Habitat scale model output of Port Fourchon, LA dervied from drone and satellite imagery taken in fall and spring 2023.

Website: https://www.bco-dmo.org/dataset/948167
Data Type: model results
Version: 1
Version Date: 2025-01-08

Project
» CAREER: Integrating Seascapes and Energy Flow: learning and teaching about energy, biodiversity, and ecosystem function on the frontlines of climate change (Louisiana E-scapes)
ContributorsAffiliationRole
Nelson, JamesUniversity of Louisiana at LafayettePrincipal Investigator, Contact
Leavitt, HerbertUniversity of Louisiana at LafayetteStudent
Thomas, AlexanderUniversity of Louisiana at LafayetteStudent
Soenen, KarenWoods Hole Oceanographic Institution (WHOI BCO-DMO)BCO-DMO Data Manager

Abstract
This dataset and code form part of a broader analysis aimed at evaluating the relationship between habitat structure and species abundance across multiple spatial scales in a rapidly changing estuarine environment near Port Fourchon, Louisiana. Specifically, the code implements a Generalized Additive Modeling (GAM) approach to identify the optimal spatial scale at which habitat features—derived from satellite imagery—best explain the abundance of common estuarine species observed during the Fall 2022 drop sampling season. The data processing pipeline begins by merging species count data and environmental variables (salinity, temperature, site coordinates) with spatial habitat metrics, including percent edge habitat, mangrove edge length, and land-water ratio. These metrics are calculated at varying spatial scales, defined by buffer radii (20–600 m) and edge distances (1, 3, 5 m). The GAMs iteratively test combinations of predictors while excluding highly correlated variables to reduce multicollinearity. Models are ranked by Akaike Information Criterion (AIC), and the best models are selected based on performance across scales. The outputs include: AIC scores for all tested models across scales. Identification of the top model explaining white shrimp abundance. Evaluation of individual predictor significance and spatial autocorrelation in residuals. The results indicate that the relationship between habitat structure and estuarine species  is oftne scale-dependent, with percent edge habitat and mangrove edge length emerging as significant predictors at specific scales. Outputs are saved in CSV files for model summaries and GAM diagnostics, while visualizations illustrate R² values across spatial scales, predictor significance, and observed vs. predicted species abundance. This pipeline provides a quantitative framework for identifying ecologically relevant spatial scales and assessing the effects of habitat change, such as mangrove encroachment, on species distributions. The findings contribute to a broader effort to model species-habitat relationships in coastal systems and inform management strategies in the face of climate-driven habitat change.


Coverage

Location: Marshes surrounding Port Fourchon, Louisiana.
Spatial Extent: N:29.164671 E:-90.149744 S:29.092646 W:-90.269831
Temporal Extent: 2022-09-23 - 2022-09-29

Methods & Sampling

No raw data is included in this dataset.

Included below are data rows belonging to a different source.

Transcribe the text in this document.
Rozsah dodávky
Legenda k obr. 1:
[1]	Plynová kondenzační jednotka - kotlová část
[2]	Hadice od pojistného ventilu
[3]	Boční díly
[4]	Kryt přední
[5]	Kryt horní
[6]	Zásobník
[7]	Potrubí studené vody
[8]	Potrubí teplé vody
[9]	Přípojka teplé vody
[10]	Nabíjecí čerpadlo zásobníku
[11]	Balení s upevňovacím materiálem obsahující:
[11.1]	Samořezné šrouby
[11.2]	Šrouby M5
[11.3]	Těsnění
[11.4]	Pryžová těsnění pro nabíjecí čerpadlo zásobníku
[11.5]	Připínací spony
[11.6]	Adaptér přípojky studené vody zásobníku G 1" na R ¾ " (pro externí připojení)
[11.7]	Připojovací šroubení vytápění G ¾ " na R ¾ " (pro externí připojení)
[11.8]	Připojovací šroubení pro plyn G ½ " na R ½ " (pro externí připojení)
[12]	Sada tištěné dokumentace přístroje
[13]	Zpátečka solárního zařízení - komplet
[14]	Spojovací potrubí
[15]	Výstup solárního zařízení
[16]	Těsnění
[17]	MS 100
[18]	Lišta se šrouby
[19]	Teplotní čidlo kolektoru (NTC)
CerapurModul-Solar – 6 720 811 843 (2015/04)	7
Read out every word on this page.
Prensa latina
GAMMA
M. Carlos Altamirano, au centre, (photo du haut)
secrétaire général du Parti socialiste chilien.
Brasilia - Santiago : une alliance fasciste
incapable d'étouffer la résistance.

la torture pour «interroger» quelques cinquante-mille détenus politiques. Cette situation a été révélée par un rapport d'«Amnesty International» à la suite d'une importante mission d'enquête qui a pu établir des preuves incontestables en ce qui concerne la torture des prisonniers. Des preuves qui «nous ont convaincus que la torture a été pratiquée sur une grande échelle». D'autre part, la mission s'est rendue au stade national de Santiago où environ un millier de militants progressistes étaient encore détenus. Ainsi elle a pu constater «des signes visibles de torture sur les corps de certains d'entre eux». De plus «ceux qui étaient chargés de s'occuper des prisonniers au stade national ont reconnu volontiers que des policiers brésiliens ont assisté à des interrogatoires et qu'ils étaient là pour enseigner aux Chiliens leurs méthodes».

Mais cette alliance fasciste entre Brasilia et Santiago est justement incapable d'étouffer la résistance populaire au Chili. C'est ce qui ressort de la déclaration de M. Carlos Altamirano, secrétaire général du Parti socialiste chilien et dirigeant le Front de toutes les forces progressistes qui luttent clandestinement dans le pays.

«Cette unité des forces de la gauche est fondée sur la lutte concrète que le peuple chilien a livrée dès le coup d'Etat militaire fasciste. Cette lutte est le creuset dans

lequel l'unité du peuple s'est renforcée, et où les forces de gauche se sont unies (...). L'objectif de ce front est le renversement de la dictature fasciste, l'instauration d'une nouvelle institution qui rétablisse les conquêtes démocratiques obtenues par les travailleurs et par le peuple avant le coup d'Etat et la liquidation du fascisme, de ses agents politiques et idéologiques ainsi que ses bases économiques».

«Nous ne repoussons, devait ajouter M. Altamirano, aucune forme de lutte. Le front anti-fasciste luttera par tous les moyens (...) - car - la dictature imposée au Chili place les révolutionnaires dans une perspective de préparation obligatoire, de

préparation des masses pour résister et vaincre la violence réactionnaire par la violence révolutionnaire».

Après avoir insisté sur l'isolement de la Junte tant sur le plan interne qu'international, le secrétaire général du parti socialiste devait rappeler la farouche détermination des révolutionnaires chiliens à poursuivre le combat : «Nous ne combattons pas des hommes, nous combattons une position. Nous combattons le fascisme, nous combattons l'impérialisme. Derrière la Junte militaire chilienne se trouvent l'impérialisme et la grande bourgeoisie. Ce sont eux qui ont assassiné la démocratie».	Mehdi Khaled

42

For collection methods of data used in this analysis, please refer to methods outlined in the linked datasets.


Data Processing Description

The data processing pipeline for this analysis begins with the preparation of input datasets, which include habitat data derived from satellite imagery and community composition data. The habitat data files, such as google2022_edge[edge]_buf[buffer].csv, contain spatial metrics including mangrove edge length, land-water ratios, and percent edge cover. The community composition data, PtFouSept2022count_ns.csv, provides site-specific counts for the target species (eg. Litopenaeus setiferus, abbreviated as PENSET) along with environmental variables like salinity, temperature, and geographic coordinates. These datasets are merged using a common identifier (site_date_key) to align spatial and ecological information.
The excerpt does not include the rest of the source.